Ventisei Cantoni

L'acqua torna ai proprietari

Dopo decenni in cui i Cantoni alpini hanno ricevuto solo briciole per la gestione delle loro risorse idriche da società private di Oltre-Gottardo, con la fine delle concessioni essi rivendicano la gestione in proprio. Vista la grande incertezza e i rischi del mercato dell'energia, in Vallese e nei Grigioni si inaugurano formule di partenariato pubblico/privato
Moreno Bernasconi
19.11.2024 06:00

Negli Anni Cinquanta si erano suonate le campane a stormo per festeggiare la concessione dell’uso delle acque di Vallemaggia e Blenio alle cosiddette Partnerwerke con un contratto capestro in cambio di un piatto di lenticchie. Per decenni i Cantoni alpini si sono accontentati di modesti canoni d’acqua mentre le grandi industrie idroelettriche d’Oltralpe che le gestivano facevano affari d’oro, arricchendo fiscalmente non tanto i Cantoni e i Comuni di cui sfruttano le acque ma soprattutto quelli dell’Altopiano dove hanno il domicilio. Con l’approssimarsi della scadenza delle pluridecennali concessioni alle Partnerwerke per lo sfruttamento delle risorse idriche, Cantoni e Comuni alpini proprietari delle acque stanno rescindendo quei contratti capestro, per sfruttare in proprio il loro «oro blu». Nel momento in cui - in particolare dopo la miope decisione di abbandonare il nucleare - la necessità di disporre di fonti energetiche rinnovabili rende l’energia idroelettrica ancora più preziosa, le acque stanno tornando finalmente alle comunità alle quali appartengono. Una svolta strategica fondamentale per tutti i Cantoni alpini. Come il Ticino – che ha fatto valere i suoi diritti di riversione – anche il Vallese e i Grigioni (i due principali fornitori di energia idroelettrica) stanno facendo altrettanto, ma in modo differenziato, inaugurando anche formule che meritano particolare attenzione. Infatti, l’idroelettrico implica grandi investimenti e rischi notevoli.
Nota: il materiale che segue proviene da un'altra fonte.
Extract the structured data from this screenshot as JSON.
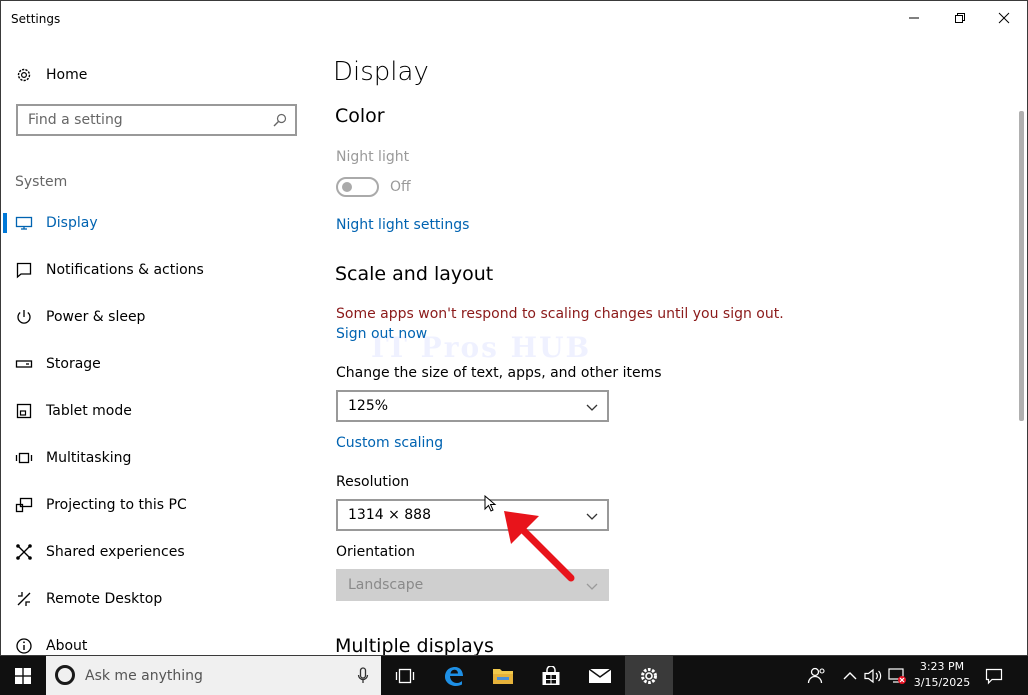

A fortiori in un contesto europeo e internazionale di grande instabilità. L’evoluzione del settore negli ultimi quindici anni deve far riflettere. Il prezzo dell’energia elettrica sui mercati all’ingrosso era crollato dal 2008 in poi a causa della politica di sussidi massicci all’energia eolica e fotovoltaica nei Paesi europei (a cominciare dalla Germania che si apprestava a chiudere tutte le sue centrali nucleari) e a causa di un rilancio del carbone dovuto al basso costo dei certificati per le emissioni di CO2. L’idroelettrico svizzero non era concorrenziale e non riusciva più a coprire i costi. Negli ultimi anni i costi dell’energia sono esplosi a causa di fattori geopolitici (guerra in Ucraina), di strategie di politica energetica (scarsità del nucleare) e climatici (siccità). E anche le aziende elettriche elvetiche hanno subito pesanti perdite. La transizione verso una riappropriazione dell’energia idroelettrica da parte di Cantoni e Comuni avviene in questo contesto imprevedibile. Vale la pena quindi di esaminare come questa transizione sta avvenendo in alcuni Comuni e Cantoni per i quali le scadenze sono imminenti. Alla fine di novembre di quest’anno viene a scadenza, dopo 80 anni, la concessione della piccola centrale idroelettrica di Pintrun nei Grigioni, gestita da AXPO.

A sorpresa, il Cantone e il Comune di Trin non hanno fatto valere semplicemente il diritto di riversione ma hanno proposto un nuovo partenariato pubblico/privato che vede il Comune come azionista maggioritario, mentre il Cantone ma anche AXPO avranno partecipazioni minoritarie. Una soluzione che sembra convenire a tutti. Infatti la società privata manterrà nel suo portafoglio parte della produzione e continuerà la gestione dell’azienda e la parte ingegneristica. Per il Comune la soluzione mista conviene poiché il know how di AXPO è prezioso, soprattutto in tempi in cui il settore comporta grandi rischi e i profitti non sono per nulla scontati. I risarcimenti che implica inoltre una riversione non sono noccioline. Interessante notare che una soluzione simile è stata adottata anche per la concessione della centrale idroelettrica di Salanfe in Vallese. In questo caso, il Cantone e 6 comuni saranno azionisti maggioritari col 60%, mentre l’azienda leader del settore Alpiq manterrà una partecipazione del 40%. Come si vede, il modello pubblico/privato sembra suscitare interesse. I Cantoni alpini hanno aspettato con grande entusiasmo la fine delle concessioni alle Partnerwerke. Ed è un bene che si volti pagina. Ma le incertezze passate e presenti del mercato incitano a muoversi con prudenza.